Lektüre für alle Tage

29. August 2024

Lydia Davis‘ Geschichtensammlung „Unsere Fremden“ – Textwelten 09/24

Es gibt Bücher, die liest man nicht von der ersten bis zur letzten Seite hintereinander weg. Das wäre zu schade, auch Pralinen verschlingt man nicht hastig wie eine Tafel Schokolade. Lydia Davis, Übersetzerin aus dem Französischen und dem Deutschen, lebt zwar an der amerikanischen Ostküste, besitzt aber immer ein Auge für die kulturelle Welt Europas. Über Jahre taucht sie ab, sammelt Texte und Begebenheiten und ist nun wieder mit einem prallen Kompendium von Stories präsent, für das sie in den USA schon üppig mit Literaturpreisen bedacht wurde. „Unsere Fremden“ enthält Texte, die sich über 20 Seiten erstrecken, und andere, die aus nicht mehr als zwei knappen Sätzen bestehen. Nicht alleine deshalb lohnt es sich, dieses vom Droschl Verlag schön gestaltete Buch mit sich zu führen, sei es im Rucksack oder auf der Rückbank des Autos. Man kann es irgendwo aufschlagen und findet sofort eine Anekdote, eine alltägliche Szene oder einen Gedanken, der manchmal aber nicht immer in einer Pointe mündet.

Stets handelt es sich um Begebenheiten eines Alltags, der pur ohne jeden Glamour daherkommt. Da werden Ehepaare belauscht, Gäste im Restaurant beäugt, es gibt Verwechslungen oder Gespräche unter Freundinnen, dann wieder Erlebnisse im Zug oder literarische Anekdoten. Manche bieten treffsichere Gags, andere verrinnen leise und gerade die halten sich lange im Gedächtnis.
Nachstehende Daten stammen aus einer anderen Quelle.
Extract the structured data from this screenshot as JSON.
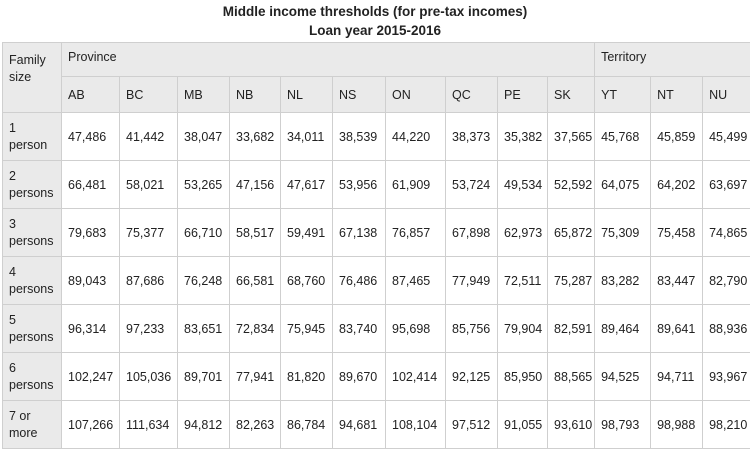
{
  "caption": {
    "line1": "Middle income thresholds (for pre-tax incomes)",
    "line2": "Loan year 2015-2016"
  },
  "table": {
    "family_header": "Family size",
    "province_label": "Province",
    "territory_label": "Territory",
    "province_codes": [
      "AB",
      "BC",
      "MB",
      "NB",
      "NL",
      "NS",
      "ON",
      "QC",
      "PE",
      "SK"
    ],
    "territory_codes": [
      "YT",
      "NT",
      "NU"
    ],
    "rows": [
      {
        "size": "1 person",
        "values": [
          "47,486",
          "41,442",
          "38,047",
          "33,682",
          "34,011",
          "38,539",
          "44,220",
          "38,373",
          "35,382",
          "37,565",
          "45,768",
          "45,859",
          "45,499"
        ]
      },
      {
        "size": "2 persons",
        "values": [
          "66,481",
          "58,021",
          "53,265",
          "47,156",
          "47,617",
          "53,956",
          "61,909",
          "53,724",
          "49,534",
          "52,592",
          "64,075",
          "64,202",
          "63,697"
        ]
      },
      {
        "size": "3 persons",
        "values": [
          "79,683",
          "75,377",
          "66,710",
          "58,517",
          "59,491",
          "67,138",
          "76,857",
          "67,898",
          "62,973",
          "65,872",
          "75,309",
          "75,458",
          "74,865"
        ]
      },
      {
        "size": "4 persons",
        "values": [
          "89,043",
          "87,686",
          "76,248",
          "66,581",
          "68,760",
          "76,486",
          "87,465",
          "77,949",
          "72,511",
          "75,287",
          "83,282",
          "83,447",
          "82,790"
        ]
      },
      {
        "size": "5 persons",
        "values": [
          "96,314",
          "97,233",
          "83,651",
          "72,834",
          "75,945",
          "83,740",
          "95,698",
          "85,756",
          "79,904",
          "82,591",
          "89,464",
          "89,641",
          "88,936"
        ]
      },
      {
        "size": "6 persons",
        "values": [
          "102,247",
          "105,036",
          "89,701",
          "77,941",
          "81,820",
          "89,670",
          "102,414",
          "92,125",
          "85,950",
          "88,565",
          "94,525",
          "94,711",
          "93,967"
        ]
      },
      {
        "size": "7 or more",
        "values": [
          "107,266",
          "111,634",
          "94,812",
          "82,263",
          "86,784",
          "94,681",
          "108,104",
          "97,512",
          "91,055",
          "93,610",
          "98,793",
          "98,988",
          "98,210"
        ]
      }
    ]
  }
}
Aber selbst wenn Davis von Lesereisen berichtet, kann man nie so ganz sicher sein, ob sie nun die Person ist, die hier erzählt, oder jemand anderes. Denn jede dieser Prosaminiaturen könnte auch aus anderer Perspektive erzählt sein und dann würde man über die Person lachen, die hier scheinbar die Deutungshoheit besitzt. Verbindendes Element aller Geschichten bleibt das Beobachten. Beispielhaft dafür ist die Titelgeschichte „Unsere Fremden“. Die „Fremden“ sind nämlich ihre Nachbarn. Manche bestehlen sie, aber sie selbst spielt ebenfalls mit dem Gedanken, eine Nachbarin zu bestehlen. Man kann sich halt auch selbst fremd sein. Reich an Überraschungen sind diese skurrilen, humorvollen und nicht selten weisen Geschichten schon allein durch ihren ironischen Ton, der stets auf einen doppelten Boden verweist. 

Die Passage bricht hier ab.